The Council of Europe report released Wednesday marked a milestone in the Holy See’s efforts to shed its reputation as a shady tax haven long mired in secrecy and scandal and move onto the so-called “white list” of countries that share financial information.
The report showed the Vatican had received compliant or largely compliant grades on nine of the 16 “key and core” internationally recognized recommendations to fight money laundering and terrorist financing.
But seven other areas were found lacking, particularly concerning its anti-terror finance measures and the Vatican’s financial oversight agency, created amid much fanfare in 2010 to try to respond to international demands for greater fiscal transparency.

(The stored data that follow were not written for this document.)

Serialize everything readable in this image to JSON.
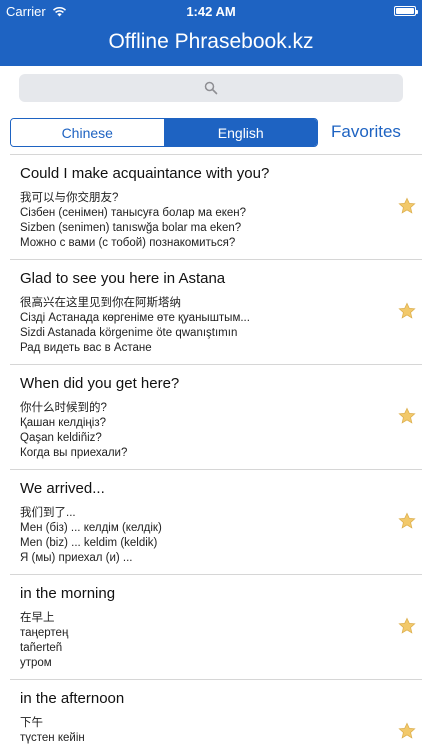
{
  "status_bar": {
    "carrier": "Carrier",
    "time": "1:42 AM"
  },
  "app": {
    "title": "Offline Phrasebook.kz"
  },
  "search": {
    "placeholder": ""
  },
  "segments": [
    {
      "label": "Chinese",
      "selected": false
    },
    {
      "label": "English",
      "selected": true
    }
  ],
  "favorites_label": "Favorites",
  "colors": {
    "accent": "#1e63c2",
    "star": "#f2c96b"
  },
  "phrases": [
    {
      "title": "Could I make acquaintance with you?",
      "zh": "我可以与你交朋友?",
      "kk_cyr": "Сізбен (сенімен) танысуға болар ма екен?",
      "kk_lat": "Sizben (senimen) tanıswğa bolar ma eken?",
      "ru": "Можно с вами (с тобой) познакомиться?",
      "icon": "star-icon"
    },
    {
      "title": "Glad to see you here in Astana",
      "zh": "很高兴在这里见到你在阿斯塔纳",
      "kk_cyr": "Сізді Астанада көргеніме өте қуаныштым...",
      "kk_lat": "Sizdi Astanada körgenime öte qwanıştımın",
      "ru": "Рад видеть вас в Астане",
      "icon": "star-icon"
    },
    {
      "title": "When did you get here?",
      "zh": "你什么时候到的?",
      "kk_cyr": "Қашан келдіңіз?",
      "kk_lat": "Qaşan keldiñiz?",
      "ru": "Когда вы приехали?",
      "icon": "star-icon"
    },
    {
      "title": "We arrived...",
      "zh": "我们到了...",
      "kk_cyr": "Мен (біз) ... келдім (келдік)",
      "kk_lat": "Men (biz) ... keldim (keldik)",
      "ru": "Я (мы) приехал (и) ...",
      "icon": "star-icon"
    },
    {
      "title": "in the morning",
      "zh": "在早上",
      "kk_cyr": "таңертең",
      "kk_lat": "tañerteñ",
      "ru": "утром",
      "icon": "star-icon"
    },
    {
      "title": "in the afternoon",
      "zh": "下午",
      "kk_cyr": "түстен кейін",
      "kk_lat": "",
      "ru": "",
      "icon": "star-icon"
    }
  ]
}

The report found that the agency had yet to conduct any inspections, and that its role, authority and independence needed clarification. It said its ability to share financial information with other governments was hobbled by the Vatican’s insistence that it enter first into bilateral agreements.
The Holy See put the requirement for in place largely because it fears Italy would make unreasonable demands for financial information from the Vatican bank, where Vatican officials, dioceses and members of religious congregations hold accounts. The Holy See wanted to make sure that if it gave such information to Italy, a reciprocity agreement would compel Italy to share similar information with the Holy See.